Un beso fue la señal que el traidor dio; treinta monedas el precio de la traición. En treinta monedas es tasado el Hijo de Dios, como también hicieran los hijos de Israel con Yavéh: 30 siclos. Una multitud de hombres debidamente armados; una cohorte de legionarios romanos, los servidores de los pontífices, de los fariseos, fueron a detener a Jesús. El trato no fue amable: lo ataron y se lo llevaron a empujones.

Se realizan dos procesos contra Jesús: uno de tipo religiosos, según precisaba la legislación judía; otro de tipo civil, que daba oficialidad, y era según la ley romana. Los sanedritas había determinado matar a Jesús, pero ellos no podían ejecutar la sentencia, por ello fueron a llevarlo al Procurador Romano, Poncio Pilato, que era el representante del poder político: Roma.

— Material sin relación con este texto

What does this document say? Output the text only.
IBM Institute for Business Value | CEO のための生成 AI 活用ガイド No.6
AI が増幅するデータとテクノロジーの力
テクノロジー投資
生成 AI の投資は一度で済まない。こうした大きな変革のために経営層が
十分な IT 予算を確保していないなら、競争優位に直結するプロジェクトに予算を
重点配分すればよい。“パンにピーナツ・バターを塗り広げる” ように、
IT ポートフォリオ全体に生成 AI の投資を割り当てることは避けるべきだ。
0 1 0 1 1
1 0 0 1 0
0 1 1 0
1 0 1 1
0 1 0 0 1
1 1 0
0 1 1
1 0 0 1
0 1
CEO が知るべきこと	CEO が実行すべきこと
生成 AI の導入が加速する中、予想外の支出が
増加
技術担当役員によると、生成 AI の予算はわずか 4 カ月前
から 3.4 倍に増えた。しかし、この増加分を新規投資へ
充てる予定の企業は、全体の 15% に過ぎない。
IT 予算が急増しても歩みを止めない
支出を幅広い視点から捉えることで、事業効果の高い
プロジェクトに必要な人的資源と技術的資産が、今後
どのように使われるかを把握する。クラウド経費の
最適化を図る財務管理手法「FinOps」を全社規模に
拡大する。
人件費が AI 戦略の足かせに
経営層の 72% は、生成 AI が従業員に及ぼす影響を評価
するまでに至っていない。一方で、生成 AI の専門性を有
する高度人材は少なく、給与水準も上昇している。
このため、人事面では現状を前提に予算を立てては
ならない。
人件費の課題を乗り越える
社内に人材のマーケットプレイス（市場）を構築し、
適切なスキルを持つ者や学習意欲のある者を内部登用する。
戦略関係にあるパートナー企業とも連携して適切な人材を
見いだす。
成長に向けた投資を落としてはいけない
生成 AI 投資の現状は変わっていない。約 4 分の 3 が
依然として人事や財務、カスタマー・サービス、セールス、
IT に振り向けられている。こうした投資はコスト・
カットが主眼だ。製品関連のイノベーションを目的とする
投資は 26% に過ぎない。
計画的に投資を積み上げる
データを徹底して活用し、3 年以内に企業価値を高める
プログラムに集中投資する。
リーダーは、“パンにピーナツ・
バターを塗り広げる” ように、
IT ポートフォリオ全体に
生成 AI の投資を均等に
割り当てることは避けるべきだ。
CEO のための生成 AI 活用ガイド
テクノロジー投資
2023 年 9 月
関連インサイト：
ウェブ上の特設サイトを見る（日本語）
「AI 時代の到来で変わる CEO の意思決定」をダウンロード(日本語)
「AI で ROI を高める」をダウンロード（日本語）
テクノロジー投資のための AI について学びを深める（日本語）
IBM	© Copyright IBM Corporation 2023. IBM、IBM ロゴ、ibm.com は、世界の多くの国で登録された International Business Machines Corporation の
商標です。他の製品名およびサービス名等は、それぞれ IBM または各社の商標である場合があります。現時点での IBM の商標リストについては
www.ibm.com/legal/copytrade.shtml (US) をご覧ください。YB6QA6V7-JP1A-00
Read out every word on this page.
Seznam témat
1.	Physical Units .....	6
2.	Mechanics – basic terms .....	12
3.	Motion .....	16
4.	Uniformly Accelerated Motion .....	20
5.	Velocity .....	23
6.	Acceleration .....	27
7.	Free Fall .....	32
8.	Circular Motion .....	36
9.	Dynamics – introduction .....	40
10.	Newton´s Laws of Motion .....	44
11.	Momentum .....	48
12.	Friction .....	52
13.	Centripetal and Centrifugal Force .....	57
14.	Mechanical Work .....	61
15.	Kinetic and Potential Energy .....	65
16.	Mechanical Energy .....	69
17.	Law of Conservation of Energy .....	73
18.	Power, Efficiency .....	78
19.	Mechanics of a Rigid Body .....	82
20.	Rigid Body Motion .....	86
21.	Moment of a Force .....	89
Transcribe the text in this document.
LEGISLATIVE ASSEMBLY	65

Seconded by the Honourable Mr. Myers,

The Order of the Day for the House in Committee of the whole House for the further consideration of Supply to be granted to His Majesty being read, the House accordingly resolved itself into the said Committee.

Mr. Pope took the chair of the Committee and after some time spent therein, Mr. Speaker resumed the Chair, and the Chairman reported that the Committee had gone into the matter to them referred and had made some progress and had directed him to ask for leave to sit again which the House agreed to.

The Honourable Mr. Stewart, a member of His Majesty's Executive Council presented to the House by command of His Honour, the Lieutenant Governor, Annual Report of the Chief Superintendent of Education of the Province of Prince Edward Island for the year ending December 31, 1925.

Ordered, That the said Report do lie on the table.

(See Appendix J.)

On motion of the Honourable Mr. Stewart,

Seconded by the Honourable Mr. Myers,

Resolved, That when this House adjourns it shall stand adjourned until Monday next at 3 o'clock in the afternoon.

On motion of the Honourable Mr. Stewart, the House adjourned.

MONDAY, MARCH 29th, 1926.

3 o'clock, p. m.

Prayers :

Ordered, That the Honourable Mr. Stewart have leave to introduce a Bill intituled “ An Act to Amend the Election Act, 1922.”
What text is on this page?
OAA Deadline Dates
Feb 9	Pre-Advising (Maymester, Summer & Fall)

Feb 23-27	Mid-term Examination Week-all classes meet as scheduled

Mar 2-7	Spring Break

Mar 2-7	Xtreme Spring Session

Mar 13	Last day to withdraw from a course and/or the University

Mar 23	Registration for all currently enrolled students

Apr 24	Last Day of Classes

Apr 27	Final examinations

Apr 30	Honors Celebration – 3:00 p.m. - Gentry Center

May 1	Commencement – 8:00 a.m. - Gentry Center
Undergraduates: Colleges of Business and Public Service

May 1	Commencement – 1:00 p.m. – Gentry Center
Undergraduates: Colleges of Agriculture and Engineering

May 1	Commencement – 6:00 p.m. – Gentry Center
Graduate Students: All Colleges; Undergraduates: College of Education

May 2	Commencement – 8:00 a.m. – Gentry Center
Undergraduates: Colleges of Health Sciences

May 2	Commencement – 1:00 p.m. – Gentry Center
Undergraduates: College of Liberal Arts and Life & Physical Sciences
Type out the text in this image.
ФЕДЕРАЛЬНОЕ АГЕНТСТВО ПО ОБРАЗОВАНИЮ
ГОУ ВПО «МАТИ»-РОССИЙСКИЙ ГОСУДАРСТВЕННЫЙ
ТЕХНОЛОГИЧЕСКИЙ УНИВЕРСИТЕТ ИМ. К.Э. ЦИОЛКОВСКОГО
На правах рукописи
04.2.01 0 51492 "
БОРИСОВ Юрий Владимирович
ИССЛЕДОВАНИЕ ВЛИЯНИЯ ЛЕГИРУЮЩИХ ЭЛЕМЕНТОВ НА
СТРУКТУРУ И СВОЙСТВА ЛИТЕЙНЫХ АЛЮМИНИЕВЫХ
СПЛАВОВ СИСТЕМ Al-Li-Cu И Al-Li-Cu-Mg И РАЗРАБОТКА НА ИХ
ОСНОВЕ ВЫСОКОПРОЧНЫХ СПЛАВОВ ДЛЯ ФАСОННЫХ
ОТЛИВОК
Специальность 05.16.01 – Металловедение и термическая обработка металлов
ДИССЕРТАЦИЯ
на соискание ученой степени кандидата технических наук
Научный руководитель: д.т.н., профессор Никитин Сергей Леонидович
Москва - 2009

                Los miembros del  Sanedrín, indudablemente tenían miedo a que el pueblo reaccionara contra ellos, dada la popularidad de Jesús por sus obras y por sus palabras, por el mensaje de amor transmitido, por el cariño con que trataba a necesitados y marginados de aquella sociedad; por ello, buscan una causa, un motivo que a ojos del pueblo sea evidente para determinar la condena que  pensaban para Jesús, y que a su vez estuviera de acuerdo con sus leyes. Durante el proceso religioso, ante los príncipes de los sacerdotes, Jesús afirma contundentemente que es el Mesías, el Hijo de Dios, igual al Padre y en quien se cumplen todas las profecías. Muchas habían sido las acusaciones que se  habían vertido contra Jesús desde que comenzara su predicación por parte de los fariseos, de los príncipes de los sacerdotes, de los saduceos, de los escribas... pero ninguna tenía el peso especifico que motivara una fuerte condena, por ello se agarran como a un clavo ardiendo, cuando Jesús afirma que es el Hijo de Dios.

El juicio civil, fue una maniobra en la que Pilato se vio implicado y ante la tolerancia que tenia  Roma hacia las cuestiones religiosas y la presión que se ejerció sobre él, acabará cediendo y confirmando la sentencia impuesta por el  Sanedrín.

                Entre las causas aparentes podemos citar algunas: 

Quebranto del sábado

La expulsión de los mercaderes del Templo

Los  milagros realizados

La resurrección de Lázaro

La mala interpretación  acerca de la destrucción del Templo y su reedificación. 

                La causa real de la muerte de Jesús fue el declararse Hijo de Dios. “Llamarse Mesías no constituía una blasfemia; tampoco lo constituía llamarse Hijo de Dios. La respuesta  de Jesús no sólo da testimonio de ser el Mesías, sino que aclara la trascendencia de su mesianismo. Con esta confesión da pie al gesto teatral del sumo sacerdote, que rasga sus vestiduras, gesto con el que se lleva tras si a casi todos los asistentes, ¡Qué necesidad tenemos ya de testimonios! Nosotros mismos lo hemos oído de su boca”.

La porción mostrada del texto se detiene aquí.